OpenLineage HTTP Transport Configuration properties#

Property name

Description

Default

openlineage-event-listener.transport.url

The OpenLineage URL. Required if you use HTTP transport.

None

openlineage-event-listener.transport.endpoint

The custom path for an OpenLineage compatible endpoint. If you configure this property, you cannot include any custom path in openlineage-event-listener.transport.url.

/api/v1

openlineage-event-listener.transport.api-key

The API key (string value) for authenticating with the OpenLineage endpoint. at openlineage-event-listener.transport.url.

None

openlineage-event-listener.transport.timeout

The Timeout when you make HTTP Requests.

5000ms

openlineage-event-listener.transport.headers

A list of custom HTTP headers to send along with the events. For more information, see Custom HTTP headers.

Empty

openlineage-event-listener.transport.url-params

A list of custom URL parameters to append to HTTP requests. For more information, see Custom URL parameters.

Empty

openlineage-event-listener.transport.compression

Compression codec used for reducing size of HTTP body.
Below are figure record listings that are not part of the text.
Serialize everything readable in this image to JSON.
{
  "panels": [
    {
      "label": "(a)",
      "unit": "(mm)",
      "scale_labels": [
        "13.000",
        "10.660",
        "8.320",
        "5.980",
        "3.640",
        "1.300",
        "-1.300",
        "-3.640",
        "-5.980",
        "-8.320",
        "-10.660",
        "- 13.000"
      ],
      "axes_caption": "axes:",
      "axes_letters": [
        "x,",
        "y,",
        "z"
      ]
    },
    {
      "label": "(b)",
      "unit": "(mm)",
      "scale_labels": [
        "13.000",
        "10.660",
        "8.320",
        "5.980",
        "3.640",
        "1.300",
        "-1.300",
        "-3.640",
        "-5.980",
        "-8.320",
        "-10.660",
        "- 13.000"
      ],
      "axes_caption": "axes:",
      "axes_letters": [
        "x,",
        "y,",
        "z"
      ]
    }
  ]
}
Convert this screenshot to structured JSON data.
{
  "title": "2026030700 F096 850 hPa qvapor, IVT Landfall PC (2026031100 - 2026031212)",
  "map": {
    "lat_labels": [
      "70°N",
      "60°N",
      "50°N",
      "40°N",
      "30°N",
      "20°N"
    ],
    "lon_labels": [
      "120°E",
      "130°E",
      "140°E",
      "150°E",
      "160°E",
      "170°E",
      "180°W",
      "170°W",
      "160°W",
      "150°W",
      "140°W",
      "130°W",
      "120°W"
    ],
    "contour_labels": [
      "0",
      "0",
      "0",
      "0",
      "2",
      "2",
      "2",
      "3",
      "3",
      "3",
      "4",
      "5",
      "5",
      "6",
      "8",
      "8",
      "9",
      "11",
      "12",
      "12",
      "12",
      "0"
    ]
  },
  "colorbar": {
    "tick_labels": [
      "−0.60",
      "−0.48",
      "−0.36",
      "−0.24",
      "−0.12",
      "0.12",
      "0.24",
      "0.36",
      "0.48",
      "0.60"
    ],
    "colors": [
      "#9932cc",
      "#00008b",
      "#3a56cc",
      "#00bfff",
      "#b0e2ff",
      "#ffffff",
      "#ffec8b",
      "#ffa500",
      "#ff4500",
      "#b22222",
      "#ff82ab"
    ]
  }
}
Allowed values: none, gzip.

none

Custom HTTP headers#

Use custom HTTP headers to send metadata with your event.

Format your headers as comma-separated key:value pairs:

openlineage-event-listener.transport.headers="Header-Name-1:header value 1,Header-Value-2:header value 2,..."

To use a comma(,) or colon(:) in a header name or value, escape it using a backslash (\).

These headers cannot extract dynamic information from the event itself.

Custom URL parameters#

Include custom URL parameters in your HTTP requests.

Format your parameters as comma-separated key:value pairs:

openlineage-event-listener.transport.url-params="Param-Name-1:param value 1,Param-Value-2:param value 2,..."

These parameters cannot extract dynamic information from the event itself.